Promielocito -kenmerken, functies en pathologieën

De Promielocitos Ze zijn de hematopoietische cellen van een speciale klasse van bloedcellen bekend als granulocyten (neutrofielen, basofielen en eosinofielen), die behoren tot de myeloïde lijn van bloedcellen en die zijn opgenomen in de groep wit bloedcellen.

Bloed is een vloeibaar bindweefsel gespecialiseerd in het transport van zuurstof, voedingsstoffen en afval. Het is over het hele lichaam verdeeld en bestaat uit cel- en niet -cellulaire elementen.

Fotografie van een promielocito (Bron: Bobjgalindo [CC BY-SA 4.0 (https: // creativeCommons.Org/licenties/by-sa/4.0)] via Wikimedia Commons)

Onder de celcomponenten zijn erytrocyten of rode bloedcellen, witte leukocyten of bloedcellen, megakaiocyten, bloedplaatjes en mestcellen, die gedurende de hele levens van een organisme worden geproduceerd door een proces dat bekend staat als "hemopoyese".

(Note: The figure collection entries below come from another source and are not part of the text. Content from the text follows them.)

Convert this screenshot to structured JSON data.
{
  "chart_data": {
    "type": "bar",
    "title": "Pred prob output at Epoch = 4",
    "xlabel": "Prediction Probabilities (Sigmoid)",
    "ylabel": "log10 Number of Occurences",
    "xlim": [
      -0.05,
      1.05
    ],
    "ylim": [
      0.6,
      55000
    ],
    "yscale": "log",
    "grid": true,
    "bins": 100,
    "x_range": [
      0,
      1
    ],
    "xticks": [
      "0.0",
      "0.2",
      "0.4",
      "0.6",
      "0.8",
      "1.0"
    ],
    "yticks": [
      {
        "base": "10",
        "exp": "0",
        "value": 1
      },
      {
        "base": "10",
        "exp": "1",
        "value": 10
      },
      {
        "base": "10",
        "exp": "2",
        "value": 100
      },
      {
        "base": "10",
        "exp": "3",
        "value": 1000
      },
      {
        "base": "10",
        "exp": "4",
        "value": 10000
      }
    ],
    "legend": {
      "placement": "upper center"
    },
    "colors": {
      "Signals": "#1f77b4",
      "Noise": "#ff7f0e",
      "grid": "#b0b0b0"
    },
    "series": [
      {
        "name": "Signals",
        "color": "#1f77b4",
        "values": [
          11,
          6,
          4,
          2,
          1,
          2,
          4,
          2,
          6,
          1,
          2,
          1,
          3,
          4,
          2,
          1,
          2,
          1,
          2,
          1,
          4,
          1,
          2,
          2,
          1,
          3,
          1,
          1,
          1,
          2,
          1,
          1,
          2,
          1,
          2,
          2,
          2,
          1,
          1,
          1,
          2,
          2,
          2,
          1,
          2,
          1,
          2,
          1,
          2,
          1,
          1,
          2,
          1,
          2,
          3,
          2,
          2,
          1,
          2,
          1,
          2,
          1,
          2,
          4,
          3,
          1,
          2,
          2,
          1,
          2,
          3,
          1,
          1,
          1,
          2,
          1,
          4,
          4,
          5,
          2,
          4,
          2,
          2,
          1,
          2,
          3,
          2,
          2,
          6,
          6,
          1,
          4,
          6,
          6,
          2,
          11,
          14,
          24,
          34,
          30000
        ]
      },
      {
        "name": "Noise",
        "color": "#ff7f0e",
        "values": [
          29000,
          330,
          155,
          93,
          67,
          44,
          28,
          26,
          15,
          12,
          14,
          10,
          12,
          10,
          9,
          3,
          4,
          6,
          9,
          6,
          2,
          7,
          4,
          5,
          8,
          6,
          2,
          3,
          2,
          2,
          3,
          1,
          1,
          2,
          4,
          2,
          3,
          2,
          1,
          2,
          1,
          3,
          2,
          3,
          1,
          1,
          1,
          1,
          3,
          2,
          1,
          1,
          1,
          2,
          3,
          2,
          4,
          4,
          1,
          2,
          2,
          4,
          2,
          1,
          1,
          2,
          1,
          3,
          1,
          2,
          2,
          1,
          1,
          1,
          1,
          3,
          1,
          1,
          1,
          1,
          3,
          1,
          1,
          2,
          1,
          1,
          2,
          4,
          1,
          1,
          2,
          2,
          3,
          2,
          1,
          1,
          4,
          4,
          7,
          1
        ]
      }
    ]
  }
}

Tijdens hemopoëse wordt een groep pluripotentiële stamcellen die zich in het beenmerg bevinden, vermenigvuldigd en geeft de voorlopercellen van twee lijnen bekend als de myeloïde lijn (kolonie vormende eenheid van de milt cfu-s) en de lymfoïde lijn (Unity CFU (Unity CFU (Unity CFU (Unity CFU (Unity CFU (Unity CFU (Unity CFU (Unity CFU (Unity CFU (Unity CFU (Unity CFU -Ly lymfocytenkolonie).

De myeloïde afkomst is twee groepen unipotentiële voorlopercellen afkomstig (die zich vermenigvuldigen om aanleiding te geven tot een enkele cellijn). Men geeft aanleiding tot granulocyten/macrofagen, en een andere aan megakaryocyten/erytrocyten.

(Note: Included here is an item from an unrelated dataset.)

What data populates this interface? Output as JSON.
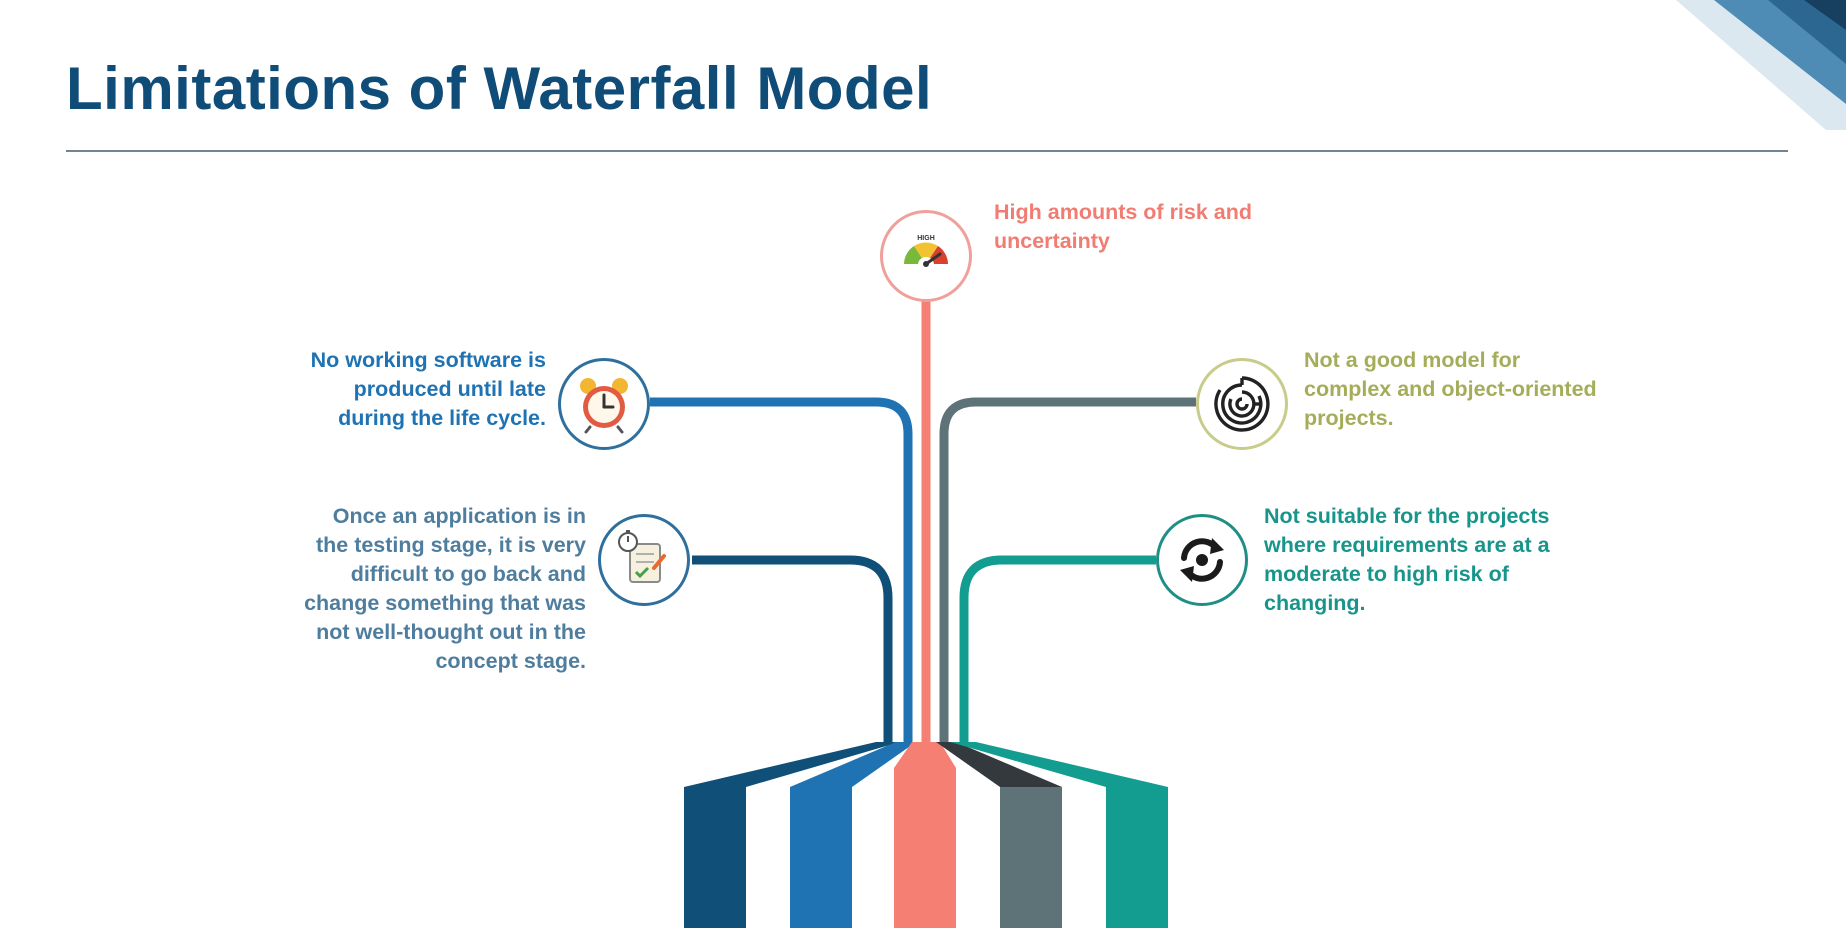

De groep granulocyt/macrofaag voorlopercellen wordt op zijn beurt verdeeld om vier cellijnen te vormen die overeenkomen met eosinofielen, basofiel, neutrofielen en monocyten. Promielocito is de denominatie dat de voorlopercellen van de eerste drie soorten cellen ontvangen.

[TOC]

Granulocyten vorming

De granulocyten leiden elk af van een groep specifieke unipotentiële voorlopercellen, met uitzondering van neutrofielen, die afkomstig zijn van bipotentiële cellen (die in staat zijn om twee afzonderlijke cellijnen te ontstaan).

Deze voorlopercellen dalen af ​​van een pluripotentiële stamcel, de eerste link in myeloïde lijn en staat bekend als de kolonie van de miltkolonie of CFU-s. Eosinofielen en basofielen zijn afkomstig van respectievelijk voorlopers die bekend staan ​​als CFU-EO en CFU-BA.

Neutrofielen komen, zoals vermeld, van een bipotentiële cellijn, bekend als CFU-GM (granulocito/monocito), die vervolgens wordt verdeeld in de CFU-G-cellijn (van neutrofielen) en de CFU-M-lijn (van de monocyten).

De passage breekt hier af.